In [20]:
from sklearn.datasets import load_iris
from sklearn.metrics import accuracy_score
from sklearn.model_selection import train_test_split
import xgboost as xgb

In [2]:
iris = load_iris()
len(iris['data'])

150

In [3]:
num_samples, num_features = iris.data.shape
num_samples, num_features

(150, 4)

In [4]:
print(iris.target_names)

['setosa' 'versicolor' 'virginica']


Let's divide our data into 20% reserved for testing our model, and the remaining 80% to train it with. By withholding our test data, we can make sure we're evaluating its results based on new flowers it hasn't seen before. Typically we refer to our features (in this case, the petal sizes) as X, and the labels (in this case, the species) as y.

In [5]:
X_train, X_test, y_train, y_test = train_test_split(iris.data,
                                                    iris.target,
                                                    test_size=0.2,
                                                   random_state=0)
len(X_train), len(X_test), len(y_train), len(y_test)

(120, 30, 120, 30)

Now, we'll load up XBoost, and covert our data into the DMatrix format it expects. One for the training data, and one for the test data

In [13]:
train = xgb.DMatrix(X_train, label=y_train)
test = xgb.DMatrix(X_test, label=y_test)
train, test

(<xgboost.core.DMatrix at 0x163e3f070>, <xgboost.core.DMatrix at 0x106e153d0>)

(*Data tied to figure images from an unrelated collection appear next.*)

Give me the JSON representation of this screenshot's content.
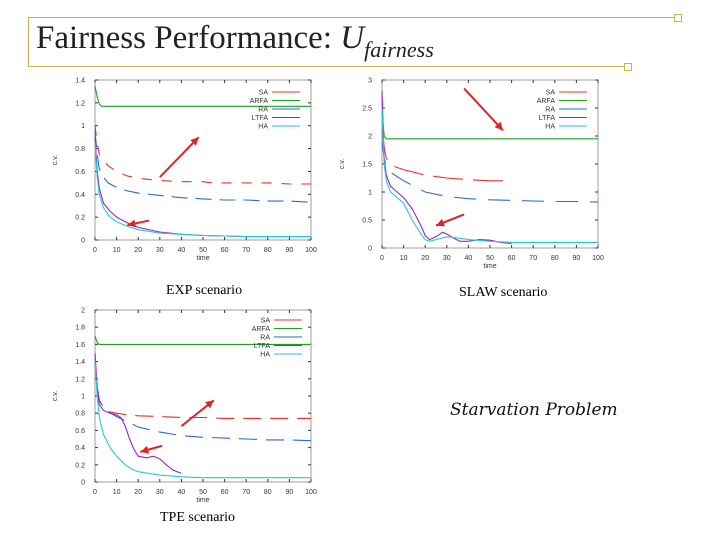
{
  "slide": {
    "title_main": "Fairness Performance: ",
    "title_var": "U",
    "title_sub": "fairness",
    "caption_exp": "EXP scenario",
    "caption_slaw": "SLAW scenario",
    "caption_tpe": "TPE scenario",
    "annotation": "Starvation Problem"
  },
  "colors": {
    "SA": "#e8302a",
    "ARFA": "#22a022",
    "RA": "#2a6ad8",
    "LTFA": "#a020c8",
    "HA": "#26c8d8",
    "arrow": "#e02222",
    "frame": "#c8b24a"
  },
  "chart_data": [
    {
      "type": "line",
      "name": "EXP scenario",
      "xlabel": "time",
      "ylabel": "c.v.",
      "xlim": [
        0,
        100
      ],
      "ylim": [
        0,
        1.4
      ],
      "xticks": [
        "0",
        "10",
        "20",
        "30",
        "40",
        "50",
        "60",
        "70",
        "80",
        "90",
        "100"
      ],
      "yticks": [
        "0",
        "0.2",
        "0.4",
        "0.6",
        "0.8",
        "1",
        "1.2",
        "1.4"
      ],
      "ytick_values": [
        0,
        0.2,
        0.4,
        0.6,
        0.8,
        1,
        1.2,
        1.4
      ],
      "legend": [
        "SA",
        "ARFA",
        "RA",
        "LTFA",
        "HA"
      ],
      "series": [
        {
          "name": "SA",
          "dash": "10,10",
          "x": [
            0,
            1,
            2,
            4,
            6,
            10,
            15,
            20,
            25,
            30,
            40,
            50,
            55,
            60,
            70,
            80,
            90,
            100
          ],
          "y": [
            1.0,
            0.85,
            0.75,
            0.7,
            0.65,
            0.6,
            0.56,
            0.54,
            0.53,
            0.52,
            0.51,
            0.51,
            0.5,
            0.5,
            0.5,
            0.5,
            0.49,
            0.49
          ]
        },
        {
          "name": "ARFA",
          "dash": "",
          "x": [
            0,
            1,
            2,
            3,
            5,
            100
          ],
          "y": [
            1.35,
            1.25,
            1.19,
            1.17,
            1.17,
            1.17
          ]
        },
        {
          "name": "RA",
          "dash": "16,8",
          "x": [
            0,
            1,
            2,
            4,
            6,
            10,
            15,
            20,
            30,
            40,
            50,
            60,
            70,
            80,
            90,
            100
          ],
          "y": [
            0.95,
            0.75,
            0.62,
            0.55,
            0.5,
            0.46,
            0.43,
            0.41,
            0.39,
            0.37,
            0.36,
            0.35,
            0.35,
            0.34,
            0.34,
            0.33
          ]
        },
        {
          "name": "LTFA",
          "dash": "",
          "x": [
            0,
            1,
            2,
            4,
            7,
            10,
            15,
            20,
            30,
            40,
            50,
            60,
            70,
            80,
            90,
            100
          ],
          "y": [
            0.9,
            0.6,
            0.45,
            0.32,
            0.25,
            0.2,
            0.15,
            0.11,
            0.07,
            0.05,
            0.04,
            0.035,
            0.03,
            0.03,
            0.03,
            0.03
          ]
        },
        {
          "name": "HA",
          "dash": "",
          "x": [
            0,
            1,
            2,
            4,
            7,
            10,
            15,
            20,
            30,
            40,
            50,
            60,
            70,
            80,
            90,
            100
          ],
          "y": [
            0.85,
            0.55,
            0.4,
            0.28,
            0.2,
            0.16,
            0.12,
            0.09,
            0.06,
            0.05,
            0.04,
            0.035,
            0.03,
            0.03,
            0.03,
            0.03
          ]
        }
      ],
      "arrows": [
        {
          "from": [
            30,
            0.55
          ],
          "to": [
            48,
            0.9
          ]
        },
        {
          "from": [
            25,
            0.17
          ],
          "to": [
            15,
            0.13
          ]
        }
      ]
    },
    {
      "type": "line",
      "name": "SLAW scenario",
      "xlabel": "time",
      "ylabel": "c.v.",
      "xlim": [
        0,
        100
      ],
      "ylim": [
        0,
        3
      ],
      "xticks": [
        "0",
        "10",
        "20",
        "30",
        "40",
        "50",
        "60",
        "70",
        "80",
        "90",
        "100"
      ],
      "yticks": [
        "0",
        "0.5",
        "1",
        "1.5",
        "2",
        "2.5",
        "3"
      ],
      "ytick_values": [
        0,
        0.5,
        1,
        1.5,
        2,
        2.5,
        3
      ],
      "legend": [
        "SA",
        "ARFA",
        "RA",
        "LTFA",
        "HA"
      ],
      "series": [
        {
          "name": "SA",
          "dash": "30,10",
          "x": [
            0,
            1,
            2,
            4,
            6,
            10,
            15,
            20,
            30,
            40,
            50,
            55,
            60
          ],
          "y": [
            2.1,
            1.8,
            1.6,
            1.5,
            1.45,
            1.4,
            1.35,
            1.3,
            1.25,
            1.22,
            1.2,
            1.2,
            1.2
          ]
        },
        {
          "name": "ARFA",
          "dash": "",
          "x": [
            0,
            1,
            2,
            3,
            5,
            100
          ],
          "y": [
            2.4,
            2.0,
            1.95,
            1.95,
            1.95,
            1.95
          ]
        },
        {
          "name": "RA",
          "dash": "22,12",
          "x": [
            0,
            1,
            2,
            4,
            6,
            10,
            15,
            20,
            30,
            40,
            50,
            60,
            70,
            80,
            90,
            100
          ],
          "y": [
            1.9,
            1.6,
            1.45,
            1.35,
            1.3,
            1.2,
            1.1,
            1.0,
            0.92,
            0.88,
            0.86,
            0.85,
            0.84,
            0.83,
            0.83,
            0.82
          ]
        },
        {
          "name": "LTFA",
          "dash": "",
          "x": [
            0,
            1,
            2,
            4,
            7,
            10,
            14,
            18,
            20,
            22,
            25,
            28,
            30,
            33,
            36,
            40,
            45,
            50,
            55,
            60
          ],
          "y": [
            2.8,
            1.6,
            1.3,
            1.1,
            1.0,
            0.9,
            0.7,
            0.4,
            0.22,
            0.15,
            0.2,
            0.28,
            0.25,
            0.18,
            0.12,
            0.12,
            0.15,
            0.14,
            0.1,
            0.08
          ]
        },
        {
          "name": "HA",
          "dash": "",
          "x": [
            0,
            1,
            2,
            4,
            7,
            10,
            14,
            18,
            20,
            22,
            25,
            30,
            35,
            40,
            50,
            60,
            70,
            80,
            90,
            100
          ],
          "y": [
            2.5,
            1.5,
            1.2,
            1.0,
            0.9,
            0.8,
            0.5,
            0.25,
            0.15,
            0.12,
            0.15,
            0.2,
            0.18,
            0.15,
            0.12,
            0.1,
            0.1,
            0.1,
            0.1,
            0.1
          ]
        }
      ],
      "arrows": [
        {
          "from": [
            38,
            2.85
          ],
          "to": [
            56,
            2.1
          ]
        },
        {
          "from": [
            38,
            0.6
          ],
          "to": [
            25,
            0.4
          ]
        }
      ]
    },
    {
      "type": "line",
      "name": "TPE scenario",
      "xlabel": "time",
      "ylabel": "c.v.",
      "xlim": [
        0,
        100
      ],
      "ylim": [
        0,
        2
      ],
      "xticks": [
        "0",
        "10",
        "20",
        "30",
        "40",
        "50",
        "60",
        "70",
        "80",
        "90",
        "100"
      ],
      "yticks": [
        "0",
        "0.2",
        "0.4",
        "0.6",
        "0.8",
        "1",
        "1.2",
        "1.4",
        "1.6",
        "1.8",
        "2"
      ],
      "ytick_values": [
        0,
        0.2,
        0.4,
        0.6,
        0.8,
        1,
        1.2,
        1.4,
        1.6,
        1.8,
        2
      ],
      "legend": [
        "SA",
        "ARFA",
        "RA",
        "LTFA",
        "HA"
      ],
      "series": [
        {
          "name": "SA",
          "dash": "18,9",
          "x": [
            0,
            1,
            2,
            4,
            6,
            10,
            15,
            20,
            30,
            40,
            50,
            60,
            70,
            80,
            90,
            100
          ],
          "y": [
            1.4,
            1.1,
            0.95,
            0.86,
            0.82,
            0.8,
            0.78,
            0.77,
            0.76,
            0.75,
            0.75,
            0.74,
            0.74,
            0.74,
            0.74,
            0.74
          ]
        },
        {
          "name": "ARFA",
          "dash": "",
          "x": [
            0,
            1,
            2,
            3,
            5,
            100
          ],
          "y": [
            1.7,
            1.62,
            1.6,
            1.6,
            1.6,
            1.6
          ]
        },
        {
          "name": "RA",
          "dash": "18,9",
          "x": [
            0,
            1,
            2,
            4,
            6,
            10,
            15,
            20,
            30,
            40,
            50,
            60,
            70,
            80,
            90,
            100
          ],
          "y": [
            1.4,
            1.1,
            0.95,
            0.87,
            0.82,
            0.76,
            0.7,
            0.64,
            0.58,
            0.54,
            0.52,
            0.51,
            0.5,
            0.49,
            0.49,
            0.48
          ]
        },
        {
          "name": "LTFA",
          "dash": "",
          "x": [
            0,
            1,
            2,
            4,
            7,
            10,
            12,
            14,
            16,
            18,
            20,
            24,
            27,
            30,
            33,
            36,
            40
          ],
          "y": [
            1.5,
            1.1,
            0.9,
            0.83,
            0.8,
            0.78,
            0.75,
            0.65,
            0.5,
            0.38,
            0.3,
            0.28,
            0.3,
            0.27,
            0.2,
            0.14,
            0.1
          ]
        },
        {
          "name": "HA",
          "dash": "",
          "x": [
            0,
            1,
            2,
            4,
            7,
            10,
            14,
            17,
            20,
            25,
            30,
            40,
            50,
            60,
            70,
            80,
            90,
            100
          ],
          "y": [
            1.4,
            1.0,
            0.75,
            0.55,
            0.4,
            0.3,
            0.2,
            0.15,
            0.12,
            0.1,
            0.08,
            0.06,
            0.05,
            0.05,
            0.05,
            0.05,
            0.05,
            0.05
          ]
        }
      ],
      "arrows": [
        {
          "from": [
            40,
            0.65
          ],
          "to": [
            55,
            0.95
          ]
        },
        {
          "from": [
            31,
            0.42
          ],
          "to": [
            21,
            0.35
          ]
        }
      ]
    }
  ]
}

Now we'll define our hyperparameters.  We're choosing softmax since this is a multiple classification problem, but the other parameters should ideally be turned through experimentation.

In [16]:
param = {
    'max_depth': 4,
    'eta': 0.3,
    'objective': 'multi:softmax',
    'num_class': 3
}

epochs = 10

Let's go ahead and train our model using these parameters as a first guess.

In [17]:
model = xgb.train(param, train, epochs)
model

<xgboost.core.Booster at 0x106e15a30>

Now we'll use the trained model to predict classifications for the data we set aside for testing.  Each classification number we get back corresponds to a specific species of Iris.

In [18]:
predictions = model.predict(test)
predictions

array([2., 1., 0., 2., 0., 2., 0., 1., 1., 1., 2., 1., 1., 1., 1., 0., 1.,
       1., 0., 0., 2., 1., 0., 0., 2., 0., 0., 1., 1., 0.], dtype=float32)

In [21]:
accuracy_score(y_test, predictions)

1.0